Da favela no Rio para Tóquio
Após infância difícil no Rio, Marcello Ciavaglia é escolhido para testes com a seleção de saltos
Aos 42 anos, Marcello Ciavaglia disputa vaga na equipe olímpica.
Vice-campeão brasileiro e do ranking sênior top de saltos em 2019, o cavaleiro Marcello Ciavaglia, de 42 anos, está em Wellington, na Flórida, nos EUA, para um período de observação do técnico Philippe Guerdat, da seleção brasileira. O objetivo dos treinos é definir a equipe para os Jogos de Tóquio. A chance de disputar a Olimpíada é o capítulo mais recente de uma trajetória improvável, que começou no Terreirão, favela localizada atrás da Praia da Macumba, no Recreio dos Bandeirantes, no Rio de Janeiro.
Uma das lembranças mais marcantes de Marcello é do barraco que o pai montou em uma gruta na encosta da praia. “Meu pai desmontou uma lixeira que ficava na gruta e nós começamos a morar lá”, recorda-se. “Vivi lá dos três aos oito anos”. Depois de adolescente, ele voltava com frequência para visitar os primos no Terreirão. Ao longo dos anos, perdeu vários amigos para a violência e o tráfico de drogas.
Sua carreira de cavaleiro começou paradoxalmente em um momento triste: a separação dos pais. Ele escolheu ficar com o pai, Décio Antonio Ciavaglia, que foi trabalhar como tratador de animais em um haras. O menino que morria de medo dos cavalos começou a ter aulas gratuitas em troca do trabalho no espaço de Hugo Amaral. Levava jeito. Embora tenha estudado apenas até a oitava série do antigo Ensino Fundamental, o cavaleiro fala cinco idiomas (inglês, francês, espanhol, português e italiano) depois de ter trabalhado na Itália e no México como atleta e professor de equitação.

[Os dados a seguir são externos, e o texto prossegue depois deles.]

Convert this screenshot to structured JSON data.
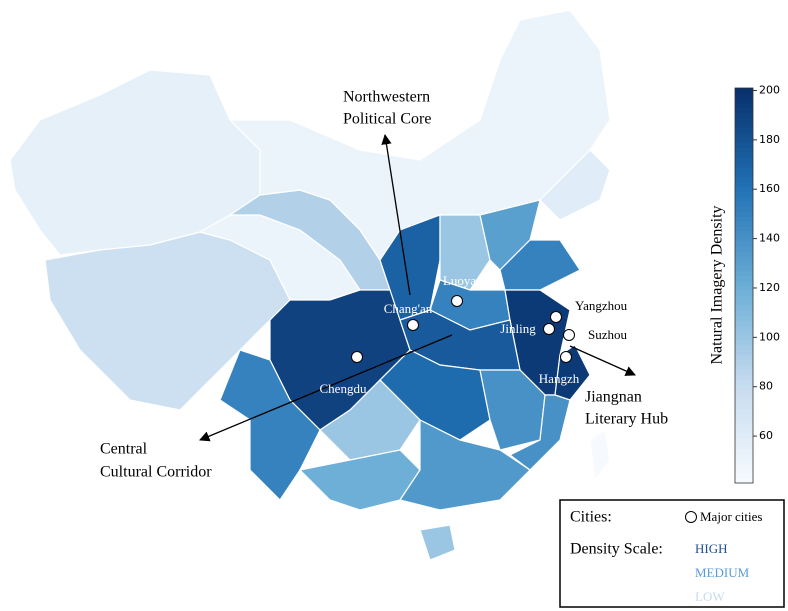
{
  "chart_data": {
    "type": "choropleth",
    "region_density": [
      55,
      75,
      50,
      90,
      50,
      170,
      100,
      130,
      150,
      150,
      195,
      190,
      175,
      165,
      140,
      195,
      140,
      150,
      100,
      120,
      135,
      100,
      42,
      60
    ],
    "cities": [
      {
        "name": "Chengdu"
      },
      {
        "name": "Chang'an"
      },
      {
        "name": "Luoyang"
      },
      {
        "name": "Jinling"
      },
      {
        "name": "Yangzhou"
      },
      {
        "name": "Suzhou"
      },
      {
        "name": "Hangzh"
      }
    ],
    "annotations": [
      {
        "lines": [
          "Northwestern",
          "Political Core"
        ]
      },
      {
        "lines": [
          "Central",
          "Cultural  Corridor"
        ]
      },
      {
        "lines": [
          "Jiangnan",
          "Literary Hub"
        ]
      }
    ],
    "colorbar": {
      "label": "Natural Imagery Density",
      "lim": [
        41,
        201
      ],
      "ticks": [
        60,
        80,
        100,
        120,
        140,
        160,
        180,
        200
      ]
    },
    "legend": {
      "cities_title": "Cities:",
      "cities_item": "Major cities",
      "scale_title": "Density Scale:",
      "levels": [
        "HIGH",
        "MEDIUM",
        "LOW"
      ]
    }
  }
}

O ano de 2019 foi um dos melhores de sua carreira. Ele somou importantes vitórias, como no GP da Copa São Paulo na Hípica Paulista e no GP Indoor em Curitiba. Mesmo com os bons resultados, Marcello planejava diminuir as competições para dedicar mais tempo para suas clínicas em 2020. Foi aí que surgiu o convite do técnico da seleção brasileira de saltos. Marcello irá defender o Brasil na Copa das Nações na 8.ª semana do Winter Equestrian Festival. Ele está no grupo de 20 atletas em observação para o Time Brasil de Salto em Tóquio. O menino que morava na gruta da praia da Macumba pode ser cavaleiro
olímpico.
Por enquanto, ele está com um pé atrás. “Se eu não conseguir o desempenho esperado pelo técnico, eu voltarei para o Brasil com um nível excelente. Se as coisas derem mais ou menos certo, eu posso ser selecionado para participar de uma das futuras edições da Copa das Nações ou dos Jogos Pan-Americanos”, diz o carioca com a voz pausada e as frases bem organizadas. “Se tudo certo, eu tenho chance de ir para a Olimpíada”, sorri, cauteloso. “Eu tenho 1% de chance, mas acho suficiente. Se as coisas derem certo, minhas chances aumentam para 30%”.
Marcello começou bem o ano. Na semana passada, ele venceu a 1.ª de 12 semanas no Winter Equestrian Festival 2020, no Palm Beach International Equestrian Center, em Wellington. A maior e mais longa competição do hipismo mundial distribui cerca de U$ 13 milhões (R$ 54 milhões) em premiação aos competidores.
Marcello credita boa parte do sucesso à sua montaria. Há dez anos, ele monta Conto RJ, um holsteiner de 14 anos de propriedade de Roberto Jessourun. Holsteiner é uma raça de cavalos do norte da Alemanha. É um cavalo muito popular para hipismo em varias regiões do planeta. Ele é forte e resistente.
Marcello afirma que a vida na favela não é fácil, mas o ajudou a chegar tão longe. “A vida na comunidade não é muito fácil, mas ali eu vi o que era preciso para correr atrás dos sonhos. O importante é andar sempre em linha reta”. / G. Jr.